Betty, meanwhile, was living off the kindness of the Goldsmiths, a Jewish couple stationed in Manila, where Colonel Goldsmith was in command of a detachment of U.S. troops. For her part, Mrs. Goldsmith supported local charities, held lunches for expatriate American ladies, and clucked pityingly in Betty’s direction every chance she got.
“You poor dear,” she would croon, with more than a hint of self-congratulation over her own sheer goodness at taking the unwed expectant mother in, “You poor, poor dear.”
It was enough to drive a former stage star crazy, so that Betty, who had crossed the globe with every intention of presenting herself to Manny all sweetly sorrowful and adorably irresistible, was instead a snarling harridan by the time he arrived in the capital.
Well, it was not entirely Mrs.

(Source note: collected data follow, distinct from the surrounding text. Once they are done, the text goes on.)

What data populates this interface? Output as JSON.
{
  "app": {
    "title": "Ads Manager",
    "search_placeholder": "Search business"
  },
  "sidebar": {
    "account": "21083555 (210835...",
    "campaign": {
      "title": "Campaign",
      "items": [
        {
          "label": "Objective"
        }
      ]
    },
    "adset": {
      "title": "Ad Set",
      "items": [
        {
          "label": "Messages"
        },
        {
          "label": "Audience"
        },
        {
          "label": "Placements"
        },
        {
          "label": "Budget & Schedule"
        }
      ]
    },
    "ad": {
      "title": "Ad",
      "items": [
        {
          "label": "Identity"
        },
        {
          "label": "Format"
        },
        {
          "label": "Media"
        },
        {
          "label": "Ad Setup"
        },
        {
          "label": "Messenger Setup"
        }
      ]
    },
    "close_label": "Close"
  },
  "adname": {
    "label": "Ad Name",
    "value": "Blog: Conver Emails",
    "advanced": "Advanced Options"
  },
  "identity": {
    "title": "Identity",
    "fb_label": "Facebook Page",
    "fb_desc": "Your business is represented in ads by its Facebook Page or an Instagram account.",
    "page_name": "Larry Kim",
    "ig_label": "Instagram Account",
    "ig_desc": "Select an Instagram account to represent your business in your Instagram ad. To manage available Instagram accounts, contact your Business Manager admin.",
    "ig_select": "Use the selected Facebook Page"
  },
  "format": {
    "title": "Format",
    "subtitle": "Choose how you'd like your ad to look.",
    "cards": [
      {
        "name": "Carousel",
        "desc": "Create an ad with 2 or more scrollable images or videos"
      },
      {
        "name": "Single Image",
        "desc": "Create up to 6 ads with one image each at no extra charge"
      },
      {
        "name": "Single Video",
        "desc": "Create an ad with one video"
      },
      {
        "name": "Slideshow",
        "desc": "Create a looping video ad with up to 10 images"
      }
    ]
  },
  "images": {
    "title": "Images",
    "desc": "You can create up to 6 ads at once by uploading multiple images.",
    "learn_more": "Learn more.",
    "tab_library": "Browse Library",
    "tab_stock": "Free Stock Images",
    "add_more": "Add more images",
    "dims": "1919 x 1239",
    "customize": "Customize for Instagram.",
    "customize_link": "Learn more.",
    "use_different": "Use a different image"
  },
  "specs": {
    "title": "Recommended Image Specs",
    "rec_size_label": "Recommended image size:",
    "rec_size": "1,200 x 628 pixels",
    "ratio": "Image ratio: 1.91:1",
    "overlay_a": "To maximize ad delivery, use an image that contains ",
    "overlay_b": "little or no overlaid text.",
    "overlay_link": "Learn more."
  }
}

Goldsmith’s fault, really, because in his shock at comprehending the compromising nature of Betty’s surprise, Emmanuel, normally so smooth, made the mistake of uttering the fatally unforgivable words: “Is it… mine?”
(Everyone knows this is almost the worst thing a man can say to his pregnant paramour. I mean, there she is, nauseous, sluggish, and feeling roughly the size of an ocean liner, and on top of everything, she’s practically accused of infidelity. Just about the only worse thing you could blurt is “I know a good abortion clinic…”)
“You bastard!” Betty naturally exploded. She had been poised theatrically beside the Goldsmiths’ ornamental fireplace, and as she whirled to glare at her former lover, her fingers closed upon the nearest throwable object to hand: Mrs. Goldsmith’s heirloom brass menorah. “You goddam son of a bitch!”
The precious candelabra went flying through the air, and Lolo Emmanuel went flying out the door.